Pero ayer volvimos a tropezar, esta vez de forma inesperada, con un buen grupo de pusilánimes o algo peor. Todos sabíamos que cuando había algún atentado determinados deportistas, escritores, intelectuales y artistas eludían
de forma más o menos educada pronunciarse sobre la atrocidad: no cogían
el teléfono o lo desconectaban, disimulaban diciendo de sí mismos que
no estaban en casa o simplemente rehusaban pronunciarse con la inverosímil excusa de que no hablan de política.
Algunos de ellos han vuelto a recurrir a este último argumento para no
pronunciarse. Y no estoy acusando a varios de los encuestados que desde
hace algún tiempo viven muy lejos y han podido perder la perspectiva de
la importancia real del asunto. Me refiero a personas que están
entre nosotros, tomando cañas en los mismos bares, leyendo los mismos
periódicos, votando en las mismas elecciones.

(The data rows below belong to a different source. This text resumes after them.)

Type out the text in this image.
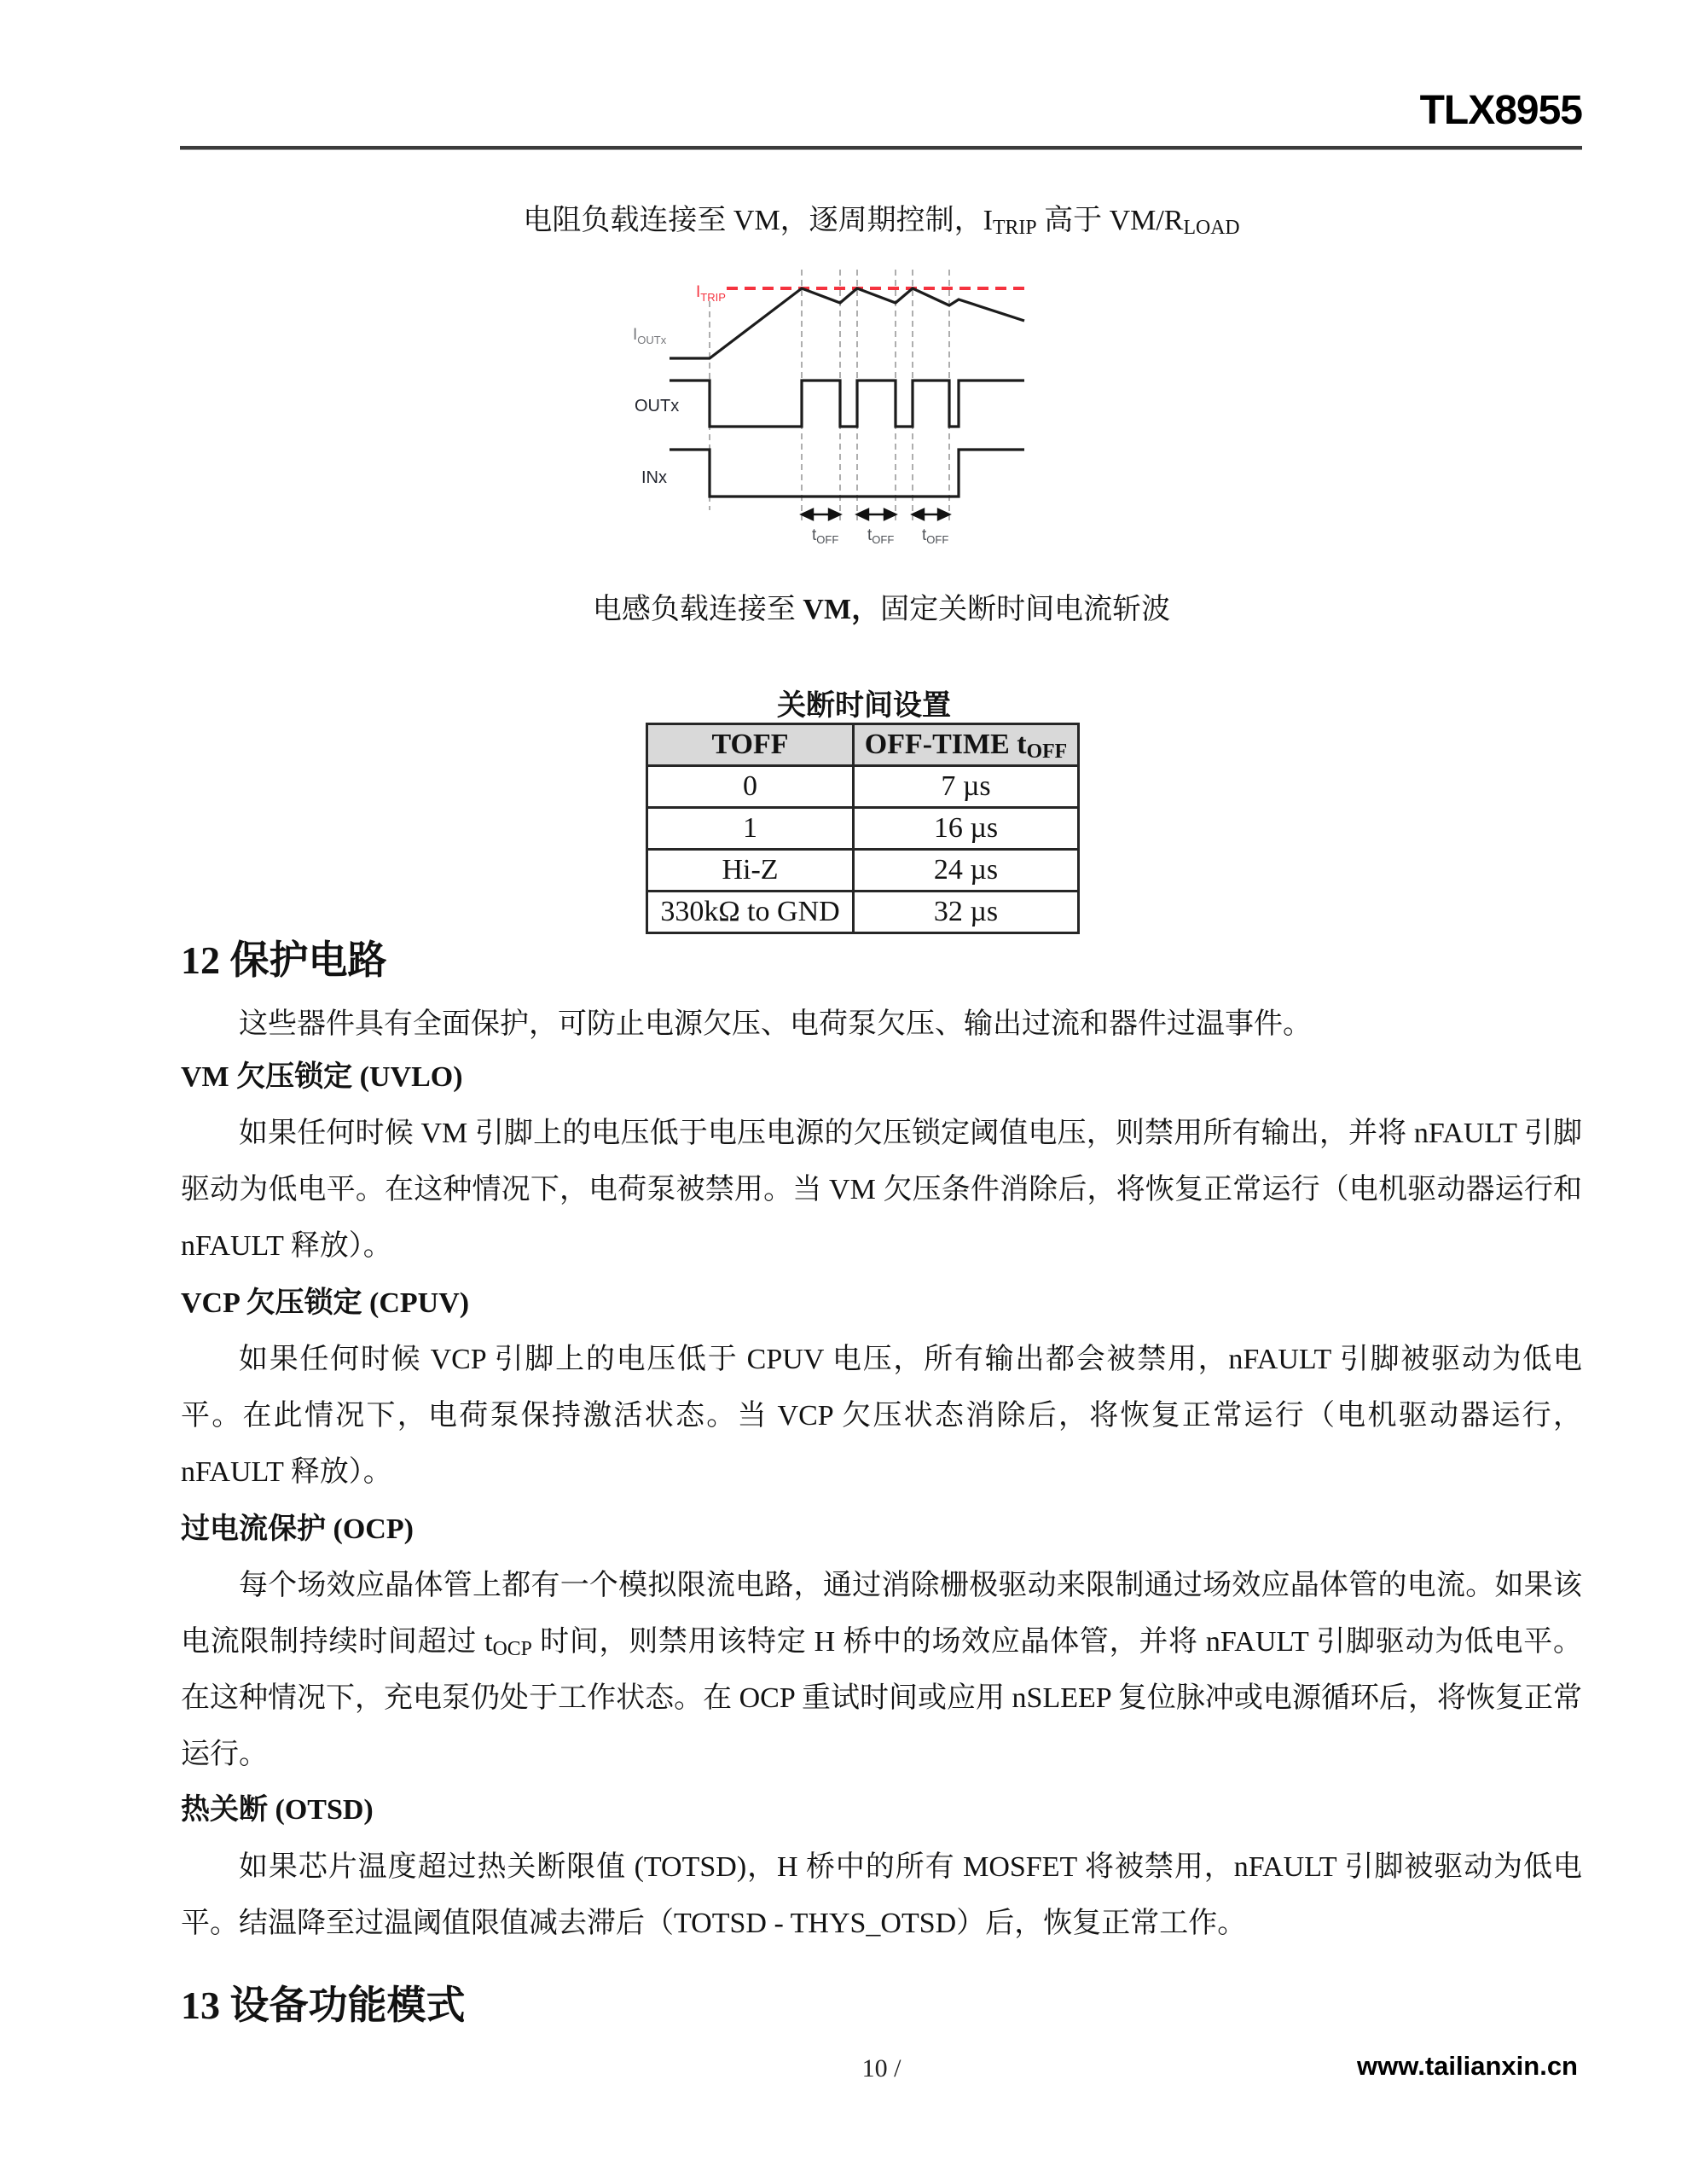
TLX8955
电阻负载连接至 VM，逐周期控制，$I_{TRIP}$ 高于 $VM/R_{LOAD}$
$I_{TRIP}$
$I_{OUTx}$
OUTx
INx
$t_{OFF}$ $t_{OFF}$ $t_{OFF}$
电感负载连接至 VM，固定关断时间电流斩波
关断时间设置
TOFF	OFF-TIME $t_{OFF}$
0	7 µs
1	16 µs
Hi-Z	24 µs
330kΩ to GND	32 µs
12 保护电路
这些器件具有全面保护，可防止电源欠压、电荷泵欠压、输出过流和器件过温事件。
VM 欠压锁定 (UVLO)
如果任何时候 VM 引脚上的电压低于电压电源的欠压锁定阈值电压，则禁用所有输出，并将 nFAULT 引脚驱动为低电平。在这种情况下，电荷泵被禁用。当 VM 欠压条件消除后，将恢复正常运行（电机驱动器运行和 nFAULT 释放）。
VCP 欠压锁定 (CPUV)
如果任何时候 VCP 引脚上的电压低于 CPUV 电压，所有输出都会被禁用，nFAULT 引脚被驱动为低电平。在此情况下，电荷泵保持激活状态。当 VCP 欠压状态消除后，将恢复正常运行（电机驱动器运行，nFAULT 释放）。
过电流保护 (OCP)
每个场效应晶体管上都有一个模拟限流电路，通过消除栅极驱动来限制通过场效应晶体管的电流。如果该电流限制持续时间超过 $t_{OCP}$ 时间，则禁用该特定 H 桥中的场效应晶体管，并将 nFAULT 引脚驱动为低电平。在这种情况下，充电泵仍处于工作状态。在 OCP 重试时间或应用 nSLEEP 复位脉冲或电源循环后，将恢复正常运行。
热关断 (OTSD)
如果芯片温度超过热关断限值 (TOTSD)，H 桥中的所有 MOSFET 将被禁用，nFAULT 引脚被驱动为低电平。结温降至过温阈值限值减去滞后（TOTSD - THYS_OTSD）后，恢复正常工作。
13 设备功能模式
10 /	www.tailianxin.cn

No sé qué pretenden. No sé si son pusilánimes o mantienen una
estrategia calculada de ambigüedad para que nadie pueda pensar que
están “en el otro bando”, sea el otro el bando que sea. En cualquier caso, son los mismos que periódicamente reclaman
a los periodistas que hablemos de su nuevo libro, su estreno o su
fichaje. Y esperan que la sociedad les lea, vaya al cine o jalee sus
goles. Ante estos pusilánimes -o algo peor-, lo mejor que
podríamos hacer todos, cuando ellos nos reclamen su apoyo, es
asegurarles que nosotros tampoco entramos en política.